Beitrag von EWoesner »

Vorgeschichte und Schadbild:
Jahrelang hatte ich große Verluste an meinen Engelstrompeten durch mehrheitlich von unten her vermatschende Stengel. Eine Rettung der Pflanzen durch Stecklinge ist in den meisten Fällen nicht mehr erfolgreich, da offenbar schon genügend Bakterien im Pflanzensaft zirkulieren; die Stecklinge beginnen daher schnell, im Wasserglas zu verfaulen.
Ich habe an allen Schrauben gedreht, alle recherchierbaren Faktoren ausgeschlossen. Immer wieder habe ich es versucht und i.d.R. zehn (plus) Pflanzen gehabt. Mit der Zeit gingen die Verluste sehr ins Geld, vom zeitlichen Aufwand des Besorgens und der Pflege gar nicht zu reden. Und da gab es immer diese kleinen gelben bis bernsteinfarbenen Fliegen, die bei den dann bald sterbenden ETs anwesend waren. Ich habe das Internet durchgewälzt, Züchter gesprochen, Fachleute gesucht, keiner konnte mir helfen. Aber man kann sich ja auch bei den Behörden über mutmaßliche Schädlinge schlau machen – auch dort Staunen über meine ungewöhnliche Anfrage –, und da bekam ich den Tipp: Es könnte ich um Faulfliegen handeln.

Steckbrief:
Faulfliegen leben in Wäldern, z.T. im Unterholz; es gibt sehr viele heimische Arten. Diejenigen, um die es hier geht, lassen sich mit einer typischen Bildersuche »Faulfliegen« im Netz finden, die genaue Bestimmung ist selbst für den Fachmann schwierig und für den Anwender müßig. Die Farbe der fraglichen Fliegen variiert von Cremeweiß, wenn sie aus der Erde der betroffenen Pflanzen kommen, über Zitronengelb, und wenn sie älter werden, dunkeln sie über Sonnengelb zu einem immer dunkleren Bernsteingelb ab; schließlich finden auch Flecken auf den Flügeln älterer Exemplare. Soweit meine Beobachtung. Ein Fachmann würde bestimmt noch genauer differenzieren – evtl. auch nach Genus –, für den normalen Nutzer wird diese Beschreibung hinreichend sein.
Die Größe liegt etwa bei einer gewöhnlichen Stubenfliege, die jüngeren Fliegen sind etwas kleiner und pummeliger, die älteren werden schlanker und länger.
Auffallend ist, dass sie nie weit fliegen – faule Fliegen eben.
Sie treten meiner Erfahrung an verschiedenen Wohnorten typischerweise dort auf, wo die Engelstrompeten neben Büschen o.ä. mit etwas Unterholz stehen, fliegen aber durchaus auch mal von dort aus auf den Balkon. Und sie sitzen sehr gerne auf Engelstrompeten.
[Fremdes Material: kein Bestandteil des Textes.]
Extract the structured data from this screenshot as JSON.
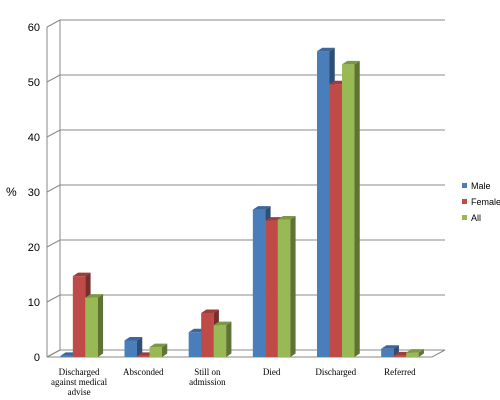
{
  "chart_data": {
    "type": "bar",
    "ylabel": "%",
    "ylim": [
      0,
      60
    ],
    "yticks": [
      0,
      10,
      20,
      30,
      40,
      50,
      60
    ],
    "grid": true,
    "legend_position": "right",
    "categories": [
      "Discharged against medical advise",
      "Absconded",
      "Still on admission",
      "Died",
      "Discharged",
      "Referred"
    ],
    "category_lines": [
      [
        "Discharged",
        "against medical",
        "advise"
      ],
      [
        "Absconded"
      ],
      [
        "Still on",
        "admission"
      ],
      [
        "Died"
      ],
      [
        "Discharged"
      ],
      [
        "Referred"
      ]
    ],
    "series": [
      {
        "name": "Male",
        "color": "#4a7ebb",
        "values": [
          0.2,
          3,
          4.5,
          26.8,
          55.6,
          1.5
        ]
      },
      {
        "name": "Female",
        "color": "#be4b48",
        "values": [
          14.7,
          0.2,
          8,
          24.8,
          49.6,
          0.3
        ]
      },
      {
        "name": "All",
        "color": "#98b954",
        "values": [
          10.8,
          1.8,
          5.8,
          25,
          53.2,
          0.8
        ]
      }
    ]
  }
}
Überführung des Verdächtigen:
Die Larven habe ich leider nie nach dem Ausbuddeln an meinen Pflanzen gesehen. Es fehlt also das Ertappen auf frischer Tat. Aber meine längere Beobachtung bzw. Statistik sagt: Wo immer Pflanzen vermatschen oder gar engelstrompetentypischen Stängelbrand bekommen, sind sie nicht weit. Dieser "Prozess" ist also ein "Indizienverfahren" gegen den Angeklagten.
Ein Einwand seitens der "Verteidigung": Sie könnten auch als Folge des Vermatschens auftreten; schließlich leben ihre Larven in faulendem Holz.
Die Antwort des "Staatsanwalts": Effektive Gegenmaßnahmen gegen Faulfliegen beenden das Problem; die Empirie spricht gegen den Angeklagten. Es liegt der Schluss nahe, dass die adulten Exemplare die betroffenen Pflanzen unterirdisch anstechen, so dass sie von unten her verfaulen. Das Wachstum stockt, und alsbald bemerkt man den von unten her vermatschenden Stengel.

Gegenmaßnahmen:
Es hat sich keine natürliche Stärkung und keine chemische Maßnahme als Nützlich erwiesen; das Problem bestand durchgehend draußen in der warmen Jahreszeit wie im Winterquartier.
Als effektiv hat sich eine Kombination zweier Maßnahmen erwiesen – sowohl gegen Faulfliegen als auch gegen Trauermücken:

a) Passiv -> das Subrat:
Entgegen der häufigen Meinung, dass lockere Erde zum Atmen der Wurzeln sinnvoll sei, verdichte ich meine Erde, so dass weder Faulfliegen noch Trauermücken hindurchkommen. Vorneweg verzichte ich sowieso auf Torf und Kokos, weil das Trauermücken anzieht, und verwende Bioerde ohne diese Inhaltsstoffe. Dann füge ich Gesteinsmehl hinzu. Dieses muss von der Ausmahlstufe her recht fein sein; mit den typischen Mehlen aus dem Gartencenter bin ich unzufrieden, da zu grob. Stattdessen verwende ich eine Mischung aus Diabas Urgesteinsmehl (grau) und Lava Urgesteinsmehl (braun) – aber ohne organische Zusätze wie Cuxin, die wiederum diversen Fliegen anziehen! –, was sich ohne Probleme auf Ebay oder anderswo findet.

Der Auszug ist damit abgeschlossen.